2. **Image Input Modality**

    > The system will support classification on images as an additional modality, extending beyond spectra. Key features will include:


   - **Upload Support**: Users can upload single images or batches directly through the dashboard.
   - **Multi-Model Execution**: Selected models from the registry can be applied to all uploaded images simultaneously.
   - **Batch Results**: Output will be returned in a structured, accessible way, showing both individual predictions and aggregate statistics.
   - **Enhanced Feedback**: Outputs will include predicted class, model confidence, and potentially annotated image previews.

   This expands the system toward a multi-modal framework, supporting broader research workflows.

3. **FTIR Dataset Integration**

    > Although previously deferred, FTIR support will be added back in a modular, distinct fashion. Planned steps are:


    - **Dedicated Preprocessing**: Tailored scripts to handle FTIR-specific signal characteristics (multi-layer handling, baseline correction, normalization).
    - **Architecture Compatibility**: Ensuring existing and retrained models can process FTIR data without mixing it with Raman workflows.
    - **UI Integration**: Introducing FTIR as a separate option in the modality selector, keeping Raman, Image, and FTIR workflows clearly delineated.
    - **Phased Development**: Implementation details to be refined during meetings to ensure scientific rigor.

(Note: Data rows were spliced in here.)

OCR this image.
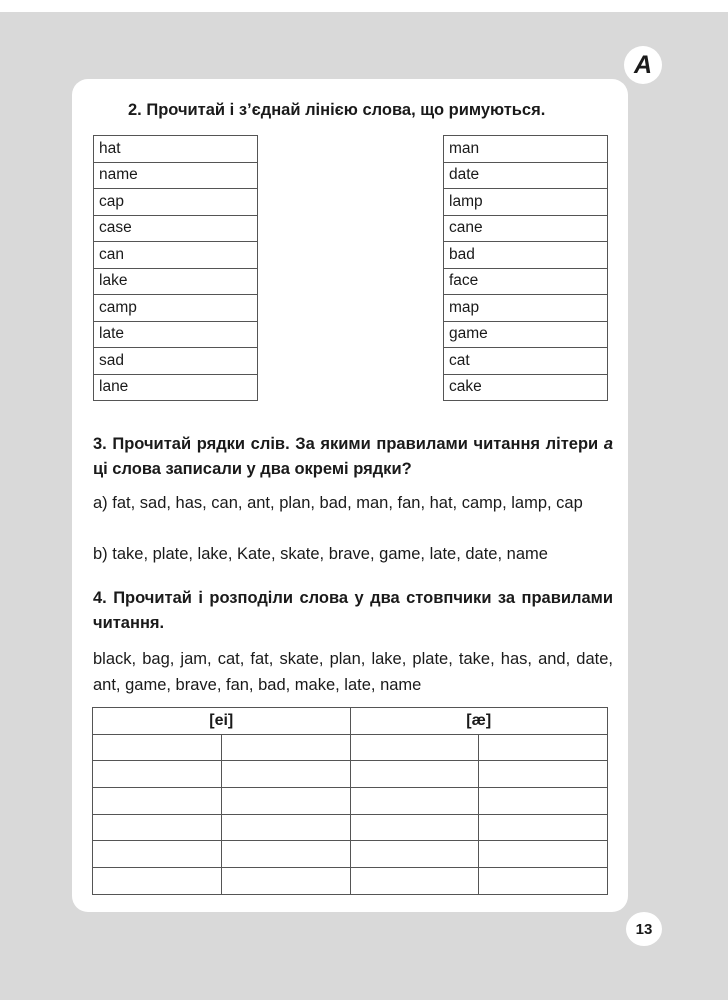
A
2. Прочитай і з’єднай лінією слова, що римуються.
hat
name
cap
case
can
lake
camp
late
sad
lane
man
date
lamp
cane
bad
face
map
game
cat
cake
3. Прочитай рядки слів. За якими правилами читання літери a ці слова записали у два окремі рядки?
a) fat, sad, has, can, ant, plan, bad, man, fan, hat, camp, lamp, cap
b) take, plate, lake, Kate, skate, brave, game, late, date, name
4. Прочитай і розподіли слова у два стовпчики за правилами читання.
black, bag, jam, cat, fat, skate, plan, lake, plate, take, has, and, date, ant, game, brave, fan, bad, make, late, name
[ei]		[æ]	

13
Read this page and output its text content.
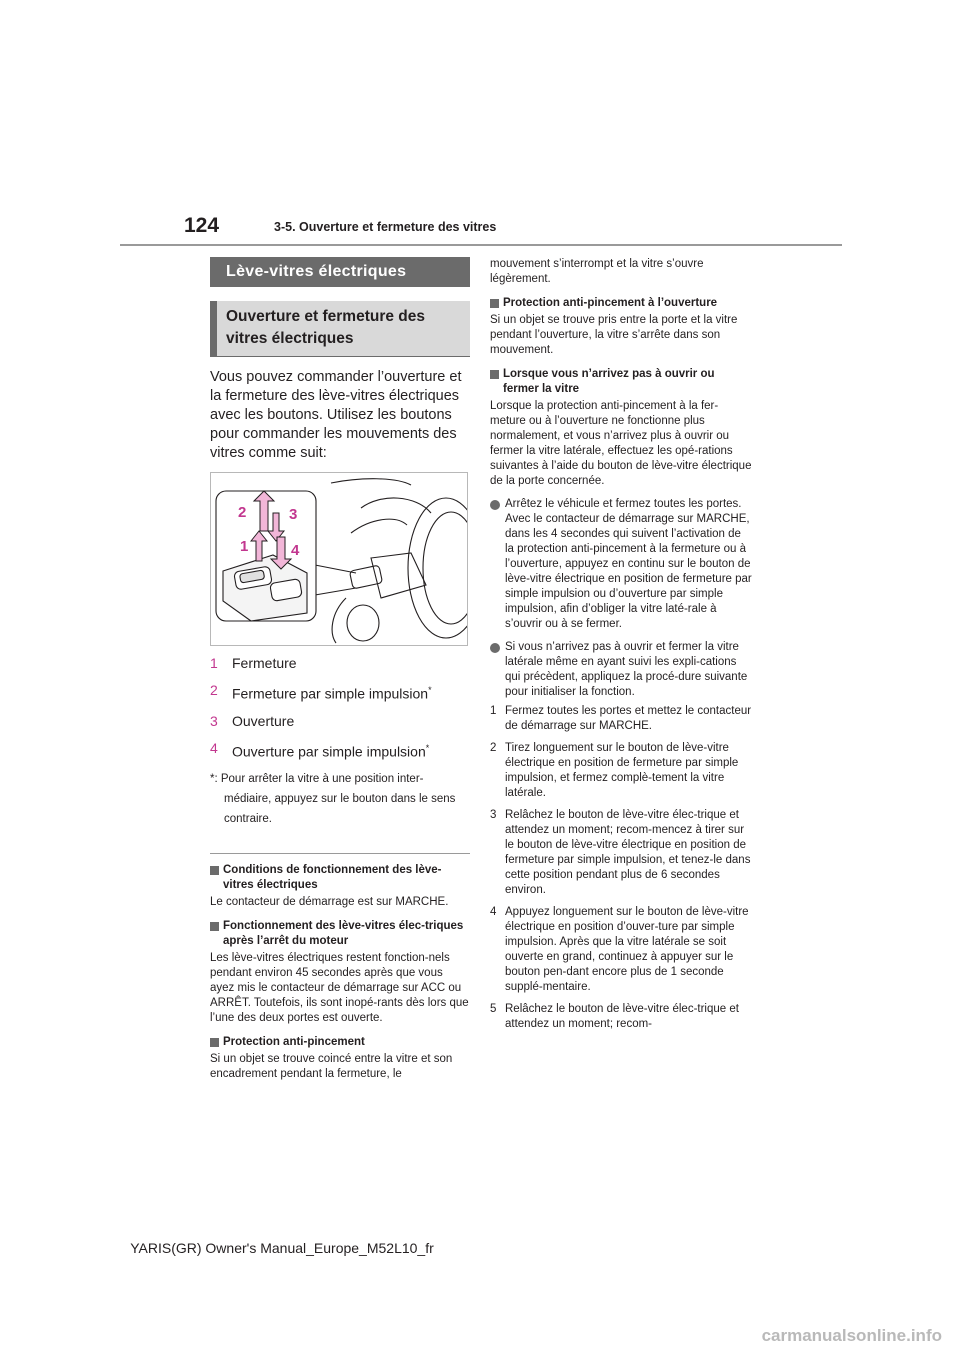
124	3-5. Ouverture et fermeture des vitres
Lève-vitres électriques
Ouverture et fermeture des vitres électriques
Vous pouvez commander l’ouverture et la fermeture des lève-vitres électriques avec les boutons. Utilisez les boutons pour commander les mouvements des vitres comme suit:
2
1
3
4
1	Fermeture
2	Fermeture par simple impulsion*
3	Ouverture
4	Ouverture par simple impulsion*
*: Pour arrêter la vitre à une position inter-médiaire, appuyez sur le bouton dans le sens contraire.
Conditions de fonctionnement des lève-vitres électriques
Le contacteur de démarrage est sur MARCHE.
Fonctionnement des lève-vitres élec-triques après l’arrêt du moteur
Les lève-vitres électriques restent fonction-nels pendant environ 45 secondes après que vous ayez mis le contacteur de démarrage sur ACC ou ARRÊT. Toutefois, ils sont inopé-rants dès lors que l’une des deux portes est ouverte.
Protection anti-pincement
Si un objet se trouve coincé entre la vitre et son encadrement pendant la fermeture, le
mouvement s’interrompt et la vitre s’ouvre légèrement.
Protection anti-pincement à l’ouverture
Si un objet se trouve pris entre la porte et la vitre pendant l’ouverture, la vitre s’arrête dans son mouvement.
Lorsque vous n’arrivez pas à ouvrir ou fermer la vitre
Lorsque la protection anti-pincement à la fer-meture ou à l’ouverture ne fonctionne plus normalement, et vous n’arrivez plus à ouvrir ou fermer la vitre latérale, effectuez les opé-rations suivantes à l’aide du bouton de lève-vitre électrique de la porte concernée.
Arrêtez le véhicule et fermez toutes les portes. Avec le contacteur de démarrage sur MARCHE, dans les 4 secondes qui suivent l’activation de la protection anti-pincement à la fermeture ou à l’ouverture, appuyez en continu sur le bouton de lève-vitre électrique en position de fermeture par simple impulsion ou d’ouverture par simple impulsion, afin d’obliger la vitre laté-rale à s’ouvrir ou à se fermer.
Si vous n’arrivez pas à ouvrir et fermer la vitre latérale même en ayant suivi les expli-cations qui précèdent, appliquez la procé-dure suivante pour initialiser la fonction.
1 Fermez toutes les portes et mettez le contacteur de démarrage sur MARCHE.
2 Tirez longuement sur le bouton de lève-vitre électrique en position de fermeture par simple impulsion, et fermez complè-tement la vitre latérale.
3 Relâchez le bouton de lève-vitre élec-trique et attendez un moment; recom-mencez à tirer sur le bouton de lève-vitre électrique en position de fermeture par simple impulsion, et tenez-le dans cette position pendant plus de 6 secondes environ.
4 Appuyez longuement sur le bouton de lève-vitre électrique en position d’ouver-ture par simple impulsion. Après que la vitre latérale se soit ouverte en grand, continuez à appuyer sur le bouton pen-dant encore plus de 1 seconde supplé-mentaire.
5 Relâchez le bouton de lève-vitre élec-trique et attendez un moment; recom-
YARIS(GR) Owner's Manual_Europe_M52L10_fr
carmanualsonline.info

    This guarantees FTIR becomes a supported modality without undermining the validated Raman foundation.


## πŸ”‘ Guiding Principles

- **Preserve the Raman baseline** as the reproducible ground truth
- **Additive modularity**: Models, images, and FTIR added as clean, distinct layers rather than overwriting core functionality
- **Transparency & reproducibility**: All expansions documented, tested, and logged with clear outputs.
- **Future-oriented design**: Workflows structured to support ongoing collaboration and successor-safe research.